There was no statistically significant difference between the experimental and control groups in terms of quantitative and qualitative demographic characteristics (p>0.05; Table 2).Before the intervention in the experiment, there was no significant difference between the experimental and control groups in terms of the Health Belief Model constructs (p>0.05). The mean scores of the model structures showed a significant difference (p<0.05) in the experimental group after the intervention, compared to before the intervention; in the control group, a significant difference was observed in terms of awareness, self-efficacy and perceived sensitivity compared to before the intervention (p<0.05). Also, the mean performance score of the experimental group liaisons was significantly increased compared to the control group, after the intervention (p<0.001; Table 3).Also, by controlling the effect of the pretest, there was a significant difference between the two groups in terms of awareness, perceived sensitivity, perceived intensity, perceived benefits, internal practice guide, self-efficacy, performance and perceived barriers (p<0.01; Table 4) three months after the intervention.The majority of subjects in the experimental group (66.1%) referred to the laboratory to check the hepatitis B antigen in case of exposure to a risk factor; 23.3% of the control group had this performance during the last three months.

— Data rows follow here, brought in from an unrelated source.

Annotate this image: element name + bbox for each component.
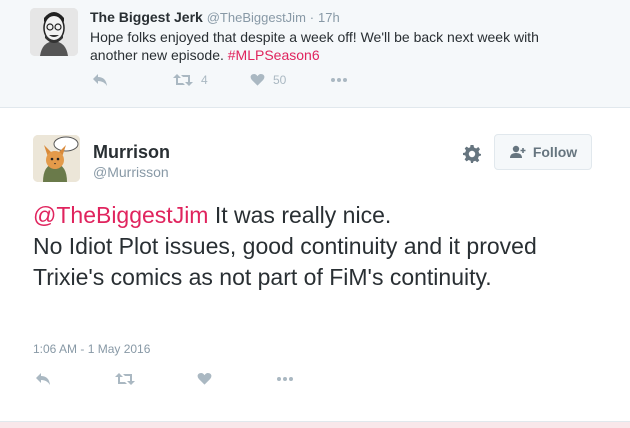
parent-handle[interactable]: @TheBiggestJim: [207, 10, 306, 25]
hashtag-link[interactable]: #MLPSeason6: [228, 47, 320, 63]
main-like-button[interactable]: [197, 372, 212, 386]
heart-icon: [197, 372, 212, 386]
retweet-icon: [173, 73, 193, 87]
main-more-button[interactable]: [276, 376, 294, 382]
more-icon: [276, 376, 294, 382]
gear-icon: [463, 145, 481, 163]
parent-retweet-count: 4: [201, 73, 208, 87]
parent-retweet-button[interactable]: 4: [173, 73, 208, 87]
main-handle[interactable]: @Murrisson: [93, 164, 169, 180]
parent-tweet: The Biggest Jerk @TheBiggestJim · 17h Ho…: [0, 0, 630, 108]
mention-link[interactable]: @TheBiggestJim: [33, 202, 208, 228]
parent-timestamp[interactable]: 17h: [318, 10, 340, 25]
follow-button-label: Follow: [532, 144, 578, 160]
main-retweet-button[interactable]: [115, 372, 135, 386]
parent-reply-button[interactable]: [92, 73, 108, 87]
main-tweet-line1: It was really nice.: [208, 202, 392, 228]
parent-tweet-text: Hope folks enjoyed that despite a week o…: [90, 28, 560, 64]
parent-tweet-header: The Biggest Jerk @TheBiggestJim · 17h: [90, 9, 340, 25]
parent-like-button[interactable]: 50: [250, 73, 286, 87]
heart-icon: [250, 73, 265, 87]
follow-button[interactable]: Follow: [494, 134, 592, 170]
main-reply-button[interactable]: [35, 372, 51, 386]
main-display-name[interactable]: Murrison: [93, 142, 170, 163]
main-avatar[interactable]: [33, 135, 80, 182]
parent-display-name[interactable]: The Biggest Jerk: [90, 9, 203, 25]
main-tweet-text: @TheBiggestJim It was really nice. No Id…: [33, 200, 593, 293]
settings-button[interactable]: [463, 145, 481, 163]
parent-more-button[interactable]: [330, 77, 348, 83]
parent-like-count: 50: [273, 73, 287, 87]
main-tweet-body: No Idiot Plot issues, good continuity an…: [33, 233, 537, 290]
retweet-icon: [115, 372, 135, 386]
parent-separator: ·: [309, 10, 315, 25]
reply-icon: [92, 73, 108, 87]
main-timestamp[interactable]: 1:06 AM - 1 May 2016: [33, 342, 150, 356]
parent-avatar[interactable]: [30, 8, 78, 56]
follow-person-icon: [509, 145, 527, 159]
more-icon: [330, 77, 348, 83]
reply-icon: [35, 372, 51, 386]
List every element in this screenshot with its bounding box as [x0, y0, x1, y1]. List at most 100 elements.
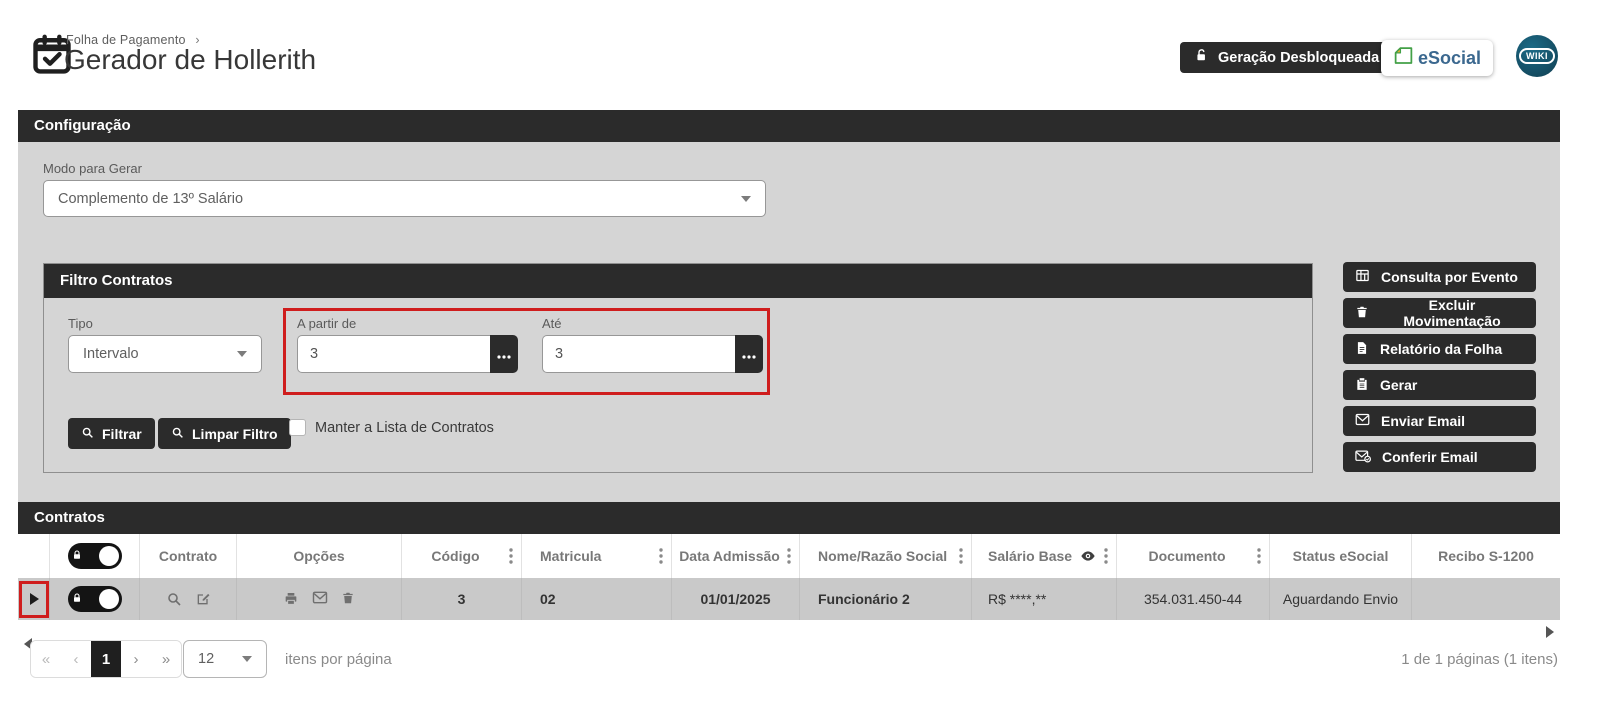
gerar-button[interactable]: Gerar — [1343, 370, 1536, 400]
gerar-label: Gerar — [1380, 377, 1418, 393]
ate-lookup-button[interactable] — [735, 335, 763, 373]
column-menu-icon[interactable] — [1104, 548, 1116, 564]
tipo-label: Tipo — [68, 316, 93, 331]
table-row: 3 02 01/01/2025 Funcionário 2 R$ ****,**… — [18, 578, 1560, 620]
column-header-recibo-s1200: Recibo S-1200 — [1438, 548, 1534, 564]
configuracao-section-header: Configuração — [18, 110, 1560, 142]
column-header-opcoes: Opções — [237, 534, 402, 578]
expand-row-icon[interactable] — [30, 593, 39, 605]
generation-unlocked-button[interactable]: Geração Desbloqueada — [1180, 42, 1394, 73]
esocial-button[interactable]: eSocial — [1381, 40, 1493, 76]
toggle-knob — [98, 589, 119, 609]
column-menu-icon[interactable] — [659, 548, 671, 564]
print-icon[interactable] — [283, 591, 299, 607]
page-size-select[interactable]: 12 — [183, 640, 267, 678]
chevron-down-icon — [741, 195, 751, 202]
a-partir-de-lookup-button[interactable] — [490, 335, 518, 373]
envelope-icon[interactable] — [312, 591, 328, 607]
eye-icon[interactable] — [1080, 548, 1096, 564]
page-size-value: 12 — [198, 651, 215, 667]
cell-recibo-s1200 — [1412, 578, 1560, 620]
contratos-section-header: Contratos — [18, 502, 1560, 534]
ate-label: Até — [542, 316, 562, 331]
modo-para-gerar-label: Modo para Gerar — [43, 161, 142, 176]
column-header-nome-razao-social: Nome/Razão Social — [800, 534, 972, 578]
table-header-row: Contrato Opções Código Matricula Data Ad… — [18, 534, 1560, 578]
ellipsis-icon — [497, 347, 511, 362]
gerador-de-hollerith-page: Folha de Pagamento › Gerador de Hollerit… — [0, 0, 1624, 724]
unlock-icon — [1194, 48, 1209, 67]
row-lock-toggle[interactable] — [67, 586, 122, 612]
conferir-email-button[interactable]: Conferir Email — [1343, 442, 1536, 472]
column-header-status-esocial: Status eSocial — [1270, 534, 1412, 578]
conferir-email-label: Conferir Email — [1382, 449, 1478, 465]
scroll-right-icon[interactable] — [1546, 626, 1554, 638]
manter-lista-checkbox[interactable] — [289, 419, 306, 436]
column-menu-icon[interactable] — [959, 548, 971, 564]
row-lock-toggle-cell — [50, 578, 140, 620]
consulta-por-evento-button[interactable]: Consulta por Evento — [1343, 262, 1536, 292]
tipo-value: Intervalo — [83, 346, 139, 362]
ate-input[interactable] — [542, 335, 735, 373]
chevron-down-icon — [242, 656, 252, 662]
ellipsis-icon — [742, 347, 756, 362]
filtrar-button[interactable]: Filtrar — [68, 418, 155, 449]
search-icon — [81, 426, 94, 442]
excluir-movimentacao-label: Excluir Movimentação — [1403, 297, 1501, 329]
column-header-matricula: Matricula — [522, 534, 672, 578]
lock-icon — [71, 548, 83, 564]
column-header-documento: Documento — [1117, 534, 1270, 578]
contrato-actions-cell — [140, 578, 237, 620]
column-header-data-admissao: Data Admissão — [672, 534, 800, 578]
prev-page-button[interactable]: ‹ — [61, 641, 91, 677]
a-partir-de-input[interactable] — [297, 335, 490, 373]
column-menu-icon[interactable] — [787, 548, 799, 564]
lock-icon — [71, 591, 83, 607]
manter-lista-label: Manter a Lista de Contratos — [315, 420, 494, 436]
cell-nome-razao-social: Funcionário 2 — [800, 578, 972, 620]
envelope-icon — [1355, 413, 1370, 429]
envelope-check-icon — [1355, 449, 1371, 466]
modo-para-gerar-value: Complemento de 13º Salário — [58, 190, 244, 207]
relatorio-da-folha-label: Relatório da Folha — [1380, 341, 1503, 357]
last-page-button[interactable]: » — [151, 641, 181, 677]
enviar-email-label: Enviar Email — [1381, 413, 1466, 429]
first-page-button[interactable]: « — [31, 641, 61, 677]
page-summary: 1 de 1 páginas (1 itens) — [1401, 651, 1558, 668]
search-icon — [171, 426, 184, 442]
a-partir-de-label: A partir de — [297, 316, 357, 331]
column-menu-icon[interactable] — [1257, 548, 1269, 564]
document-icon — [1355, 341, 1369, 358]
lock-all-toggle-cell — [50, 534, 140, 578]
page-title: Gerador de Hollerith — [64, 44, 317, 75]
relatorio-da-folha-button[interactable]: Relatório da Folha — [1343, 334, 1536, 364]
expand-column-header — [18, 534, 50, 578]
cell-documento: 354.031.450-44 — [1117, 578, 1270, 620]
trash-icon[interactable] — [341, 591, 355, 607]
next-page-button[interactable]: › — [121, 641, 151, 677]
limpar-filtro-label: Limpar Filtro — [192, 425, 278, 442]
toggle-knob — [98, 546, 119, 566]
tipo-select[interactable]: Intervalo — [68, 335, 262, 373]
enviar-email-button[interactable]: Enviar Email — [1343, 406, 1536, 436]
esocial-logo-icon — [1393, 45, 1414, 71]
limpar-filtro-button[interactable]: Limpar Filtro — [158, 418, 291, 449]
edit-icon[interactable] — [195, 591, 211, 607]
esocial-label: eSocial — [1417, 47, 1482, 68]
wiki-button[interactable]: WIKI — [1516, 35, 1558, 77]
expand-row-cell — [18, 578, 50, 620]
cell-data-admissao: 01/01/2025 — [672, 578, 800, 620]
current-page-button[interactable]: 1 — [91, 641, 121, 677]
filtrar-label: Filtrar — [102, 425, 142, 442]
excluir-movimentacao-button[interactable]: Excluir Movimentação — [1343, 297, 1536, 329]
items-per-page-label: itens por página — [285, 651, 392, 668]
filtro-contratos-section-header: Filtro Contratos — [44, 264, 1312, 298]
cell-salario-base: R$ ****,** — [972, 578, 1117, 620]
lock-all-toggle[interactable] — [67, 543, 122, 569]
cell-status-esocial: Aguardando Envio — [1270, 578, 1412, 620]
clipboard-icon — [1355, 377, 1369, 394]
search-icon[interactable] — [166, 591, 182, 607]
modo-para-gerar-select[interactable]: Complemento de 13º Salário — [43, 180, 766, 217]
column-header-contrato: Contrato — [140, 534, 237, 578]
column-menu-icon[interactable] — [509, 548, 521, 564]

The results of this study are consistent with the studies of Jadgal et al. [15] in terms of performance. …[16, 17]. Also, the results of this study are consistent with other studies in terms of awareness about hepatitis B infection, and training the health liaisons can improve their awareness [18]. The results of this study are consistent with the the study's results of Khodaveisy et al. [19] and Didarloo et al. [20] in terms of perceived sensitivity. Also the perceived risk of health managers regarding hepatitis B infection was very high in a similar study by Zolghadr et al. [21]. The findings of this study are consistent with the research's results of Amiri Siavashani et al. [22] and Hashemi et al. [23] in terms of perceived benefits. No contradictory results with the results of this study were found in other researches through examining the literature in this field. The results of Karimi et al.'s study on the effect of training on contraceptive behaviors against unwanted pregnancy did not have a significant effect on reducing barriers based on the Health Belief Model [24] and this results contradict the findings of the present study. Significance of the variables of barriers after the training intervention was also not observed in the study of Hazavaei et al. [25]. The results of the jahani et al.'s study showed that training intervention has increased self-efficacy in women under training [26], which is consistent with the findings of this study.

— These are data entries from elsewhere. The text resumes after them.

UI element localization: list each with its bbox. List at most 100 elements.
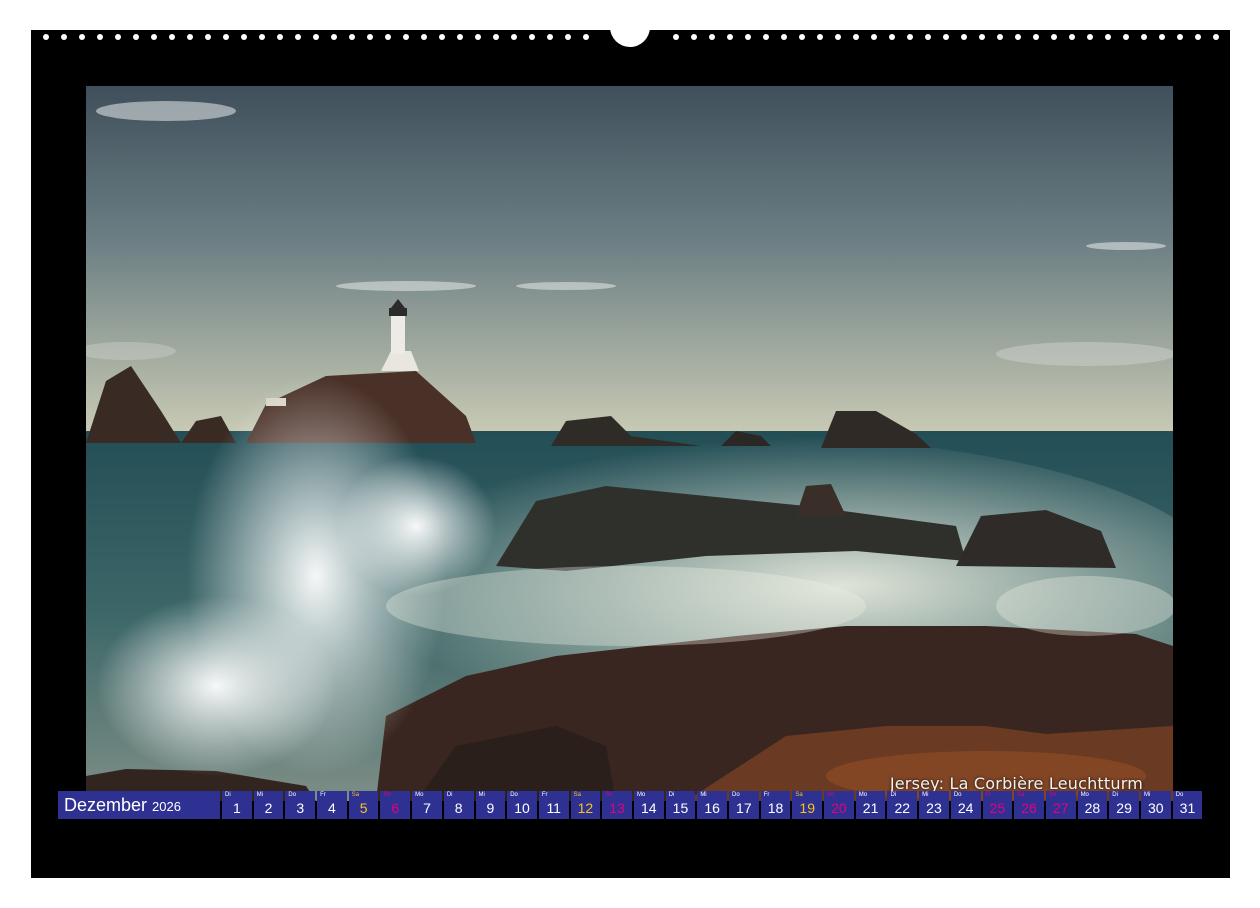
day-cell: Di 22 (887, 791, 918, 819)
weekday-label: Sa (1017, 792, 1025, 798)
binding-hole (97, 34, 103, 40)
binding-hole (1087, 34, 1093, 40)
month-label: Dezember 2026 (58, 791, 220, 819)
day-cell: Mi 2 (253, 791, 284, 819)
day-number: 9 (486, 800, 495, 816)
binding-hole (1123, 34, 1129, 40)
weekday-label: Mi (256, 792, 264, 798)
weekday-label: Sa (573, 792, 581, 798)
binding-hole (691, 34, 697, 40)
seascape-image (86, 86, 1173, 801)
binding-hole (943, 34, 949, 40)
binding-hole (331, 34, 337, 40)
day-cell: Fr 18 (760, 791, 791, 819)
day-cell: Fr 11 (538, 791, 569, 819)
binding-hole (907, 34, 913, 40)
weekday-label: Di (1112, 792, 1118, 798)
day-number: 22 (894, 800, 911, 816)
day-number: 10 (514, 800, 530, 816)
weekday-label: Di (225, 792, 231, 798)
day-cell: Mo 28 (1077, 791, 1108, 819)
day-number: 2 (264, 800, 273, 816)
weekday-label: So (1048, 792, 1057, 798)
day-number: 17 (736, 800, 752, 816)
weekday-label: Mo (858, 792, 868, 798)
day-cell: Mi 23 (919, 791, 949, 819)
day-cell: Mo 21 (855, 791, 886, 819)
weekday-label: Fr (985, 792, 992, 798)
weekday-label: Do (732, 792, 740, 798)
day-number: 24 (957, 800, 974, 816)
weekday-label: Do (1175, 792, 1184, 798)
weekday-label: Mi (922, 792, 929, 798)
day-number: 3 (296, 800, 305, 816)
binding-hole (313, 34, 319, 40)
binding-hole (187, 34, 193, 40)
day-cell: Mi 30 (1140, 791, 1171, 819)
weekday-label: Do (510, 792, 518, 798)
hanger-hook (610, 18, 650, 47)
day-number: 26 (1021, 800, 1037, 816)
day-cell: So 13 (602, 791, 632, 819)
day-number: 30 (1147, 800, 1164, 816)
day-cell: Di 15 (665, 791, 696, 819)
binding-hole (241, 34, 247, 40)
binding-hole (1069, 34, 1075, 40)
day-number: 12 (577, 800, 594, 816)
year-label: 2026 (152, 799, 181, 814)
day-cell: Mi 9 (475, 791, 506, 819)
day-cell: Mo 7 (412, 791, 442, 819)
spiral-binding (31, 18, 1230, 47)
binding-hole (799, 34, 805, 40)
day-cell: Di 29 (1109, 791, 1139, 819)
binding-hole (1051, 34, 1057, 40)
binding-hole (763, 34, 769, 40)
binding-hole (133, 34, 139, 40)
weekday-label: Mi (478, 792, 485, 798)
binding-hole (781, 34, 787, 40)
binding-hole (43, 34, 49, 40)
binding-hole (709, 34, 715, 40)
weekday-label: Fr (320, 792, 326, 798)
binding-hole (871, 34, 877, 40)
day-cell: So 20 (824, 791, 854, 819)
binding-hole (1159, 34, 1165, 40)
weekday-label: Do (953, 792, 962, 798)
binding-hole (439, 34, 445, 40)
weekday-label: Mi (700, 792, 707, 798)
binding-hole (259, 34, 265, 40)
binding-hole (151, 34, 157, 40)
binding-hole (1105, 34, 1111, 40)
day-cell: Mi 16 (697, 791, 727, 819)
weekday-label: Di (890, 792, 897, 798)
day-number: 13 (609, 800, 625, 816)
day-number: 20 (831, 800, 847, 816)
weekday-label: Di (446, 792, 453, 798)
day-cell: Di 1 (222, 791, 252, 819)
weekday-label: Mo (415, 792, 424, 798)
day-cell: So 27 (1045, 791, 1076, 819)
binding-hole (223, 34, 229, 40)
day-number: 21 (862, 800, 879, 816)
weekday-label: Mo (1080, 792, 1089, 798)
binding-hole (1195, 34, 1201, 40)
day-cell: Di 8 (443, 791, 474, 819)
binding-hole (727, 34, 733, 40)
day-number: 5 (359, 800, 368, 816)
weekday-label: So (383, 792, 391, 798)
day-cell: Sa 19 (792, 791, 823, 819)
day-cell: Fr 4 (317, 791, 347, 819)
binding-hole (493, 34, 499, 40)
binding-hole (583, 34, 589, 40)
weekday-label: Sa (795, 792, 803, 798)
day-number: 27 (1052, 800, 1069, 816)
binding-hole (925, 34, 931, 40)
day-cell: So 6 (380, 791, 411, 819)
day-cell: Do 31 (1172, 791, 1203, 819)
binding-hole (367, 34, 373, 40)
binding-hole (421, 34, 427, 40)
binding-hole (205, 34, 211, 40)
binding-hole (511, 34, 517, 40)
binding-hole (889, 34, 895, 40)
binding-hole (673, 34, 679, 40)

The authors emphasize repeating the present study in other target groups, including investigating the effect of the results of liaisons training to the people of a neighborhood covered by each health liaison; they also emphasize educating their spouses.

There was a statistical drop in the study because training feedback was measured after three months. Other limitations of this study was data collection through self-reporting.

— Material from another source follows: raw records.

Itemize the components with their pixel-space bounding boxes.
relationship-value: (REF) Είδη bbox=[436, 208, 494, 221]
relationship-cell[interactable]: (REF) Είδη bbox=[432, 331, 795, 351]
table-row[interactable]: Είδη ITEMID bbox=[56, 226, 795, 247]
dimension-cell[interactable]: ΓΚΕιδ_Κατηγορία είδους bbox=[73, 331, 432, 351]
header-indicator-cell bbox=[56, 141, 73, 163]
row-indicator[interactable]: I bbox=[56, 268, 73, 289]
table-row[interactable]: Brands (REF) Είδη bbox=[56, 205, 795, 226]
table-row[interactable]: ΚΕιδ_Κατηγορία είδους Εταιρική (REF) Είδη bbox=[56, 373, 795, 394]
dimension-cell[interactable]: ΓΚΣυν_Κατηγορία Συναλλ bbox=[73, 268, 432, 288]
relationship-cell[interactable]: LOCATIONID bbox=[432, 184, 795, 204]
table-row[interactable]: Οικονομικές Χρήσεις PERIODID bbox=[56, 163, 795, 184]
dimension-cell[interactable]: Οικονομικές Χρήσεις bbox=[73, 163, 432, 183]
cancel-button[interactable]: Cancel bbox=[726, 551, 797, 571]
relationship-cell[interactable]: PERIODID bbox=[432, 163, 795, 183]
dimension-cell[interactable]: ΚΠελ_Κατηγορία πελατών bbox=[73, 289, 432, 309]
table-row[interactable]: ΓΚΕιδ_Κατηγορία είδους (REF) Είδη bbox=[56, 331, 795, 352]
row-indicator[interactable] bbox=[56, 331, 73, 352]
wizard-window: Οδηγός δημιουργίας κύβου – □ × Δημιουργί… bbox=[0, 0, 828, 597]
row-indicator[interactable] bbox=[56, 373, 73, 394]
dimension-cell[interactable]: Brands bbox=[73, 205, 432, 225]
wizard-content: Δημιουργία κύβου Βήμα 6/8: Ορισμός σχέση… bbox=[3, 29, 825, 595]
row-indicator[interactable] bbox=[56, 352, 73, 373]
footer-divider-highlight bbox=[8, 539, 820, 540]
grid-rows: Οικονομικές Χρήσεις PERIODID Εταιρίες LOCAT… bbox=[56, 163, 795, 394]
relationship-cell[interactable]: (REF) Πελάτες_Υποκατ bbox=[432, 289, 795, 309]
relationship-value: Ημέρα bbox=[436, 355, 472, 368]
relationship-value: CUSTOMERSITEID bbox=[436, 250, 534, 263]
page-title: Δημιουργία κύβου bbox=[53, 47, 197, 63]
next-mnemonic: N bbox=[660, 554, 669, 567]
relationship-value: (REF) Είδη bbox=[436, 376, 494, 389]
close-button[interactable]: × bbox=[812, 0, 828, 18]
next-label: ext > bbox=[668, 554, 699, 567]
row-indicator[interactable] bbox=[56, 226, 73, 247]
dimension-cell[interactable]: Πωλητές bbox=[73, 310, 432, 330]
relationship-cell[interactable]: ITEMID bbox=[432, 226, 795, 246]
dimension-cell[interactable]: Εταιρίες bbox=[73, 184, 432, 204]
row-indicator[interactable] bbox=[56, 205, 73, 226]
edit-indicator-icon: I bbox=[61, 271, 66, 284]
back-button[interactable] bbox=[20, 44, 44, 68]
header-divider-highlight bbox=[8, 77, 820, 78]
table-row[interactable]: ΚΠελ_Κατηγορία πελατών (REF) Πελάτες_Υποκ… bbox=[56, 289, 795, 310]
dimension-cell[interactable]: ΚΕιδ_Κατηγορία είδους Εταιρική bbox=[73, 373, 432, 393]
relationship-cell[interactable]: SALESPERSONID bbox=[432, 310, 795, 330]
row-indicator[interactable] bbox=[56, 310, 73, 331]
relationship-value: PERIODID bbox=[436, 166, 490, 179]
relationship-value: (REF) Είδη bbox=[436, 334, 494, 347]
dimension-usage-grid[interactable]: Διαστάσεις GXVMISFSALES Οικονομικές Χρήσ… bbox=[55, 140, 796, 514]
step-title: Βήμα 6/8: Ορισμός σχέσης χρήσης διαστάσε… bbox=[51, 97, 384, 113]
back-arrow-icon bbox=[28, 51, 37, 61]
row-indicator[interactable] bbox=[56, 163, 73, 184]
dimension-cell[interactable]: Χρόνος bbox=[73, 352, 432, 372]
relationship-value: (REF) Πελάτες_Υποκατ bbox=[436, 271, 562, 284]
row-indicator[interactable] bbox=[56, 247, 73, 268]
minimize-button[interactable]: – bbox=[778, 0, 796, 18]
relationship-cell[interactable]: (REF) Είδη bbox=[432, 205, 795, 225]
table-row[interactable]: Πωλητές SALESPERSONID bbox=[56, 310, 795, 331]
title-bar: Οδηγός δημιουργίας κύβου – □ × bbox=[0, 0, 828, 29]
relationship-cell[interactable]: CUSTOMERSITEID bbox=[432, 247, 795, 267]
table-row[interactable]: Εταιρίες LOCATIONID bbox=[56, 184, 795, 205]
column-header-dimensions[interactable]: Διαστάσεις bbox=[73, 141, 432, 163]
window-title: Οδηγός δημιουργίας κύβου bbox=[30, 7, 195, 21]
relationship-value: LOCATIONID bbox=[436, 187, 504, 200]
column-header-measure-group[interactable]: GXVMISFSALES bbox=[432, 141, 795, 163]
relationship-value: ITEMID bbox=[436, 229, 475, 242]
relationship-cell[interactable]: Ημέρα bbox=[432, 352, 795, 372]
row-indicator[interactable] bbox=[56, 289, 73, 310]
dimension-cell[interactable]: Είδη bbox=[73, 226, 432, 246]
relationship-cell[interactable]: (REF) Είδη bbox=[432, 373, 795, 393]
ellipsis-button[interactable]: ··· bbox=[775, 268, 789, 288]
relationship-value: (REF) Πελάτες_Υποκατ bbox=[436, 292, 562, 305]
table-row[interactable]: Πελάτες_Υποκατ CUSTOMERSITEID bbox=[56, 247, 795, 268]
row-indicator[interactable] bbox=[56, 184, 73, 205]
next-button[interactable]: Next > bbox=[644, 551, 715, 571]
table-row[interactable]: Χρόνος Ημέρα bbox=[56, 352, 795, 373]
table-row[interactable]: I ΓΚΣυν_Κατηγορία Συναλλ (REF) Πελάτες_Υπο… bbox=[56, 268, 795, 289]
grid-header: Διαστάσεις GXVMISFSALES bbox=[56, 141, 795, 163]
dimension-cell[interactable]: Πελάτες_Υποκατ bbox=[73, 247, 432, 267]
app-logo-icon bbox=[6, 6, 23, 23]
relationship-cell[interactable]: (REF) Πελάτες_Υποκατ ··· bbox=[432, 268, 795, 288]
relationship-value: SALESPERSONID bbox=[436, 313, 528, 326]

Training based on the Health Belief Model can affect sensitivity, perceived severity, benefits and barriers, perceived self-efficacy, and even the performance of health liaisons, and increase the adoption of hepatitis B-preventive behaviors in health liaisons.

We would like to thank all the liaisons and people who helped us in this research.

No conflict has been reported by the authors.

This research has been registered in Iran Trial Registration Center with the number of IRCT2014082118885N1 and the ethics code of 163593559 has been obtained from Hamadan University of Medical Sciences.

This study is the result of the master's thesis approved by the Deputy of Research and Information Technology of Arak University of Medical Sciences with the project number of 1215 and has been done with the financing of the mentioned university.